Horse Racing

Baffert appeared at the NYRA hearing; KY next hearing

Bob Baffert testified for about three and a half hours during a hearing on Thursday to determine whether the New York Racing Association (NYRA) could remove the coach for alleged “adverse conduct.” Are not. Much of the testimony included exchanges between the Hall of Fame coach and NYRA attorney Hank Greenberg, whose efforts to tame Baffert were largely unsuccessful. The Hall of Famer stuck with what has been told from his team since his problems with multiple drug violations first surfaced – that each violation is related to different situations. extenuating circumstances explain why he doesn’t deserve severe punishment.
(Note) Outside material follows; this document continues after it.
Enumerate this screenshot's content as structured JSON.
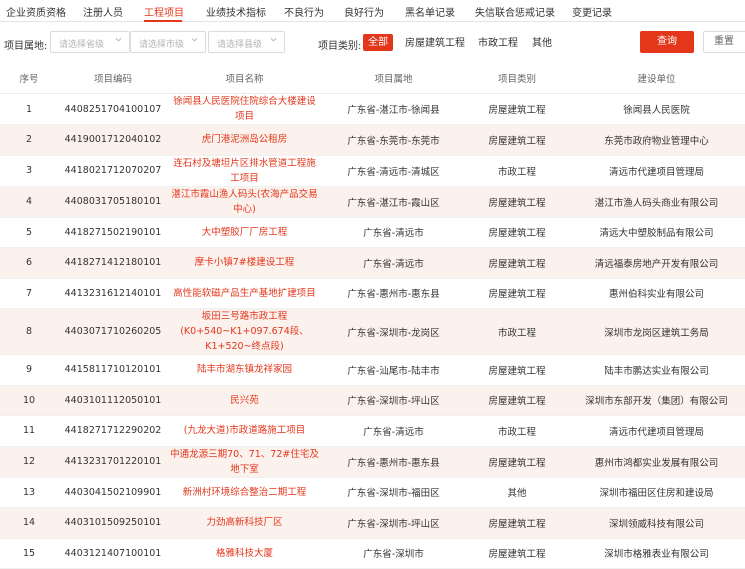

During a marathon day, Baffert revealed that the Kentucky Equestrian Commission has finally set a date, February 7, to begin studying the issue of Medina Spirit (Protonico) testing positive for betamethasone during the Kentucky GI year. 2021 Derby. Baffert said he was briefed by attorney Clark Brewster about the hearing. The Kentucky Commission has yet to make any announcements about a hearing date on the Medina Spirit matter.

Typical in the NYRA hearing was Baffert and Greenberg’s back-and-forth on the subject of betamethasone-positive Gamine (Into Mischief) after she finished third in the 2020 GI Kentucky Oaks. Baffert asserted that he gave Gamine the drug 18 days before the race when the rules only forbade its use within 14 days of the start.

“You drove a horse that was eliminated from the most important race for 3-year-olds in America, didn’t you? That’s a very important result, isn’t it? ” Greenberg asked

“It is an absurd result,” Baffert replied.

Greenberg also made Baffert’s announcement in November 2020 that he was hiring Dr Michael Hore of the Hagyard Equestrian Institute to “add an extra layer of protection to ensure the health of the horses in my care.” and follow the rules.” Hore later revealed that he had never worked for Baffert. Baffert said that the only thing that kept Hore from completing those missions was the pandemic.

“You didn’t do it, Mr. Baffert,” Greenberg said of his promise to bring Hore on board. “Right or not?”

“Can’t do it because of COVID,” Baffert replied. “He will come in January but he can’t come.”

“Is that your way of saying, no, I don’t hire Dr. Hore?” Greenberg replied. “You didn’t hire him.”

“He couldn’t get through because of COVID,” Baffert said. “He can’t get there until late spring.”

The hearing quickly turned to a series of press conferences and interviews with Baffert after it was reported that Medina Spirit had tested positive. Greenberg alleges that Baffert’s media tour damaged the sport because he brought up things like conspiracy theories. For Baffert, his answer marked the rare time he admitted some guilt. At the end of the hearing, he said if he had to do it again, he wouldn’t accept those interviews.

“I used the word ‘unculture’ and what I meant was ‘knees,'” Baffert said. “Saying “destroy the culture” is a bad move on my part.”

But Baffert says he’s making such claims because he’s being pressed.

“I am very sad,” Baffert said. “It was just raw emotion, knowing I didn’t give that horse betamethasone. I know something is wrong. ”

Asked if he understood that what he said was harmful to the reputation of the sport, Baffert replied: “This is something that really hit me hard. This is the Kentucky Derby, the greatest race ever. This is a coach’s nightmare.”

Before it was Greenberg’s turn, Baffert attorney Craig Robertson led the trainer through a series of questions including his take on what happened to Medina Spirit. Baffert reiterated his view that the drug enters the horse’s system not through injection but through the use of a topical ointment, Otomax, to treat skin conditions. Baffert, who initially said there couldn’t be betamethasone in Medina Spirit’s system, said he did so because he never thought the drug could be in the skin ointment. However, it is worth noting that it clearly states on the box of Otomax that the ointment contains betamethasone.

Baffert admits that the controversy has affected both him and his family and adds that his stolen horses include Life Is Good (Into Mischief), whom he calls “the best horse trainer.” in U.S.A”.

“It was tough and tough,” he said. “But it’s one of those things where we know that we have the truth and the truth. It is probably more difficult for my children. ”

The hearing began with the testimony of Dr. Clara Fenger, a former state veterinarian with the Kentucky Equestrian Commission. Robertson went through the positive drugs Baffert had encountered and asked each one if the drugs involved were performance-enhancing, could mask any wounds, and had any pharmacological effects. Fenger answered no on every occasion.

Next up is Dr. Steven Barker, longtime director of the Drug Monitoring Laboratory and state chemist for the Louisiana Racing Commission. Like Fenger, Barker said none of Baffert’s violations were particularly serious.

“Nothing here matches the narrative surrounding this case and the actions of the NYRA,” he said. “None of this can be considered doping. None of this should be considered an attempt to affect performance. These are extremely low-level conventional therapies.”

The hearing will continue on Friday, with closing statements expected.